- Nichols House
- U.S. National Register of Historic Places
- Nearest city: Ponchatoula, Louisiana
- Coordinates: 30°26′25″N 90°28′24″W﻿ / ﻿30.44028°N 90.47333°W
- Area: 0.7 acres (0.28 ha)
- Built: c. 1880
- NRHP reference No.: 80001762
- Added to NRHP: May 31, 1980

= Nichols House (Ponchatoula, Louisiana) =

Nichols House, near Ponchatoula, Louisiana, dates from around 1880. It was listed on the National Register of Historic Places in 1980.

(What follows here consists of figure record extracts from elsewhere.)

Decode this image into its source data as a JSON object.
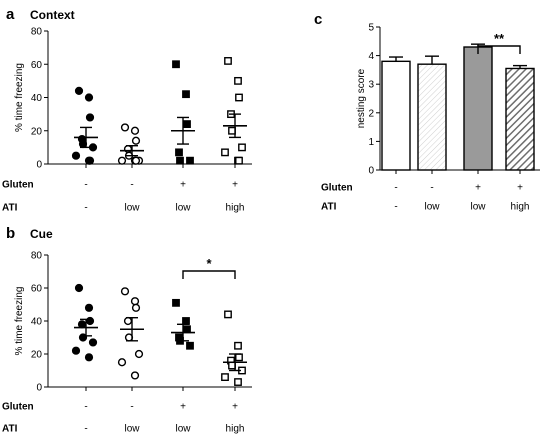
{
  "chart_data": [
    {
      "panel": "a",
      "title": "Context",
      "type": "scatter",
      "ylabel": "% time freezing",
      "ylim": [
        0,
        80
      ],
      "yticks": [
        0,
        20,
        40,
        60,
        80
      ],
      "row_labels": [
        "Gluten",
        "ATI"
      ],
      "groups": [
        {
          "gluten": "-",
          "ati": "-",
          "marker": "filled-circle",
          "mean": 16,
          "sem": 6,
          "points": [
            44,
            40,
            28,
            15,
            12,
            10,
            5,
            2,
            2
          ]
        },
        {
          "gluten": "-",
          "ati": "low",
          "marker": "open-circle",
          "mean": 8,
          "sem": 3,
          "points": [
            22,
            20,
            14,
            9,
            5,
            2,
            2,
            2,
            2
          ]
        },
        {
          "gluten": "+",
          "ati": "low",
          "marker": "filled-square",
          "mean": 20,
          "sem": 8,
          "points": [
            60,
            42,
            24,
            7,
            2,
            2
          ]
        },
        {
          "gluten": "+",
          "ati": "high",
          "marker": "open-square",
          "mean": 23,
          "sem": 7,
          "points": [
            62,
            50,
            40,
            30,
            20,
            10,
            7,
            2,
            2
          ]
        }
      ]
    },
    {
      "panel": "b",
      "title": "Cue",
      "type": "scatter",
      "ylabel": "% time freezing",
      "ylim": [
        0,
        80
      ],
      "yticks": [
        0,
        20,
        40,
        60,
        80
      ],
      "row_labels": [
        "Gluten",
        "ATI"
      ],
      "significance": {
        "from": 2,
        "to": 3,
        "label": "*"
      },
      "groups": [
        {
          "gluten": "-",
          "ati": "-",
          "marker": "filled-circle",
          "mean": 36,
          "sem": 5,
          "points": [
            60,
            48,
            40,
            38,
            30,
            27,
            22,
            18
          ]
        },
        {
          "gluten": "-",
          "ati": "low",
          "marker": "open-circle",
          "mean": 35,
          "sem": 7,
          "points": [
            58,
            52,
            48,
            40,
            30,
            20,
            15,
            7
          ]
        },
        {
          "gluten": "+",
          "ati": "low",
          "marker": "filled-square",
          "mean": 33,
          "sem": 5,
          "points": [
            51,
            40,
            35,
            30,
            28,
            25
          ]
        },
        {
          "gluten": "+",
          "ati": "high",
          "marker": "open-square",
          "mean": 15,
          "sem": 5,
          "points": [
            44,
            25,
            18,
            16,
            13,
            10,
            6,
            3
          ]
        }
      ]
    },
    {
      "panel": "c",
      "title": "",
      "type": "bar",
      "ylabel": "nesting score",
      "ylim": [
        0,
        5
      ],
      "yticks": [
        0,
        1,
        2,
        3,
        4,
        5
      ],
      "row_labels": [
        "Gluten",
        "ATI"
      ],
      "significance": {
        "from": 2,
        "to": 3,
        "label": "**"
      },
      "groups": [
        {
          "gluten": "-",
          "ati": "-",
          "fill": "white",
          "value": 3.8,
          "sem": 0.15
        },
        {
          "gluten": "-",
          "ati": "low",
          "fill": "light-hatch",
          "value": 3.7,
          "sem": 0.28
        },
        {
          "gluten": "+",
          "ati": "low",
          "fill": "gray",
          "value": 4.3,
          "sem": 0.1
        },
        {
          "gluten": "+",
          "ati": "high",
          "fill": "dark-hatch",
          "value": 3.55,
          "sem": 0.1
        }
      ]
    }
  ],
  "colors": {
    "gray_bar": "#9a9a9a",
    "dark_hatch": "#6e6e6e",
    "light_hatch": "#c8c8c8",
    "axis": "#000000"
  }
}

It was built asan extremely late version of the traditional Creole raised plantation house plan. There are four large rooms in the front and two cabinets in the rear with a small gallery between. (This rear gallery has since been enclosed.) The main gallery, which encompasses the front and sides of the house, is 90 feet across the front. It consists of milled Stick Style posts with triple stop chamfering and double foil capitals. The house has a board and batten exterior, plate glass windows, and handsome brick chimneys. The two large front doorways have been reworked with new doors and lights.The interior features beaded board on the walls and ceilings. This boarding is angled so as to form a diamond pattern on the dining room ceiling. Other interior features include transom doors and heavy pine Renaissance Revival mantels with burl wood entablatures, and Fleurs de Lis cut into central wooden keystone motifs.

It is located about 2 mi west of Ponchatoula on Louisiana Highway 22, at the end of a 300 yd alley of live oak (as of 1979).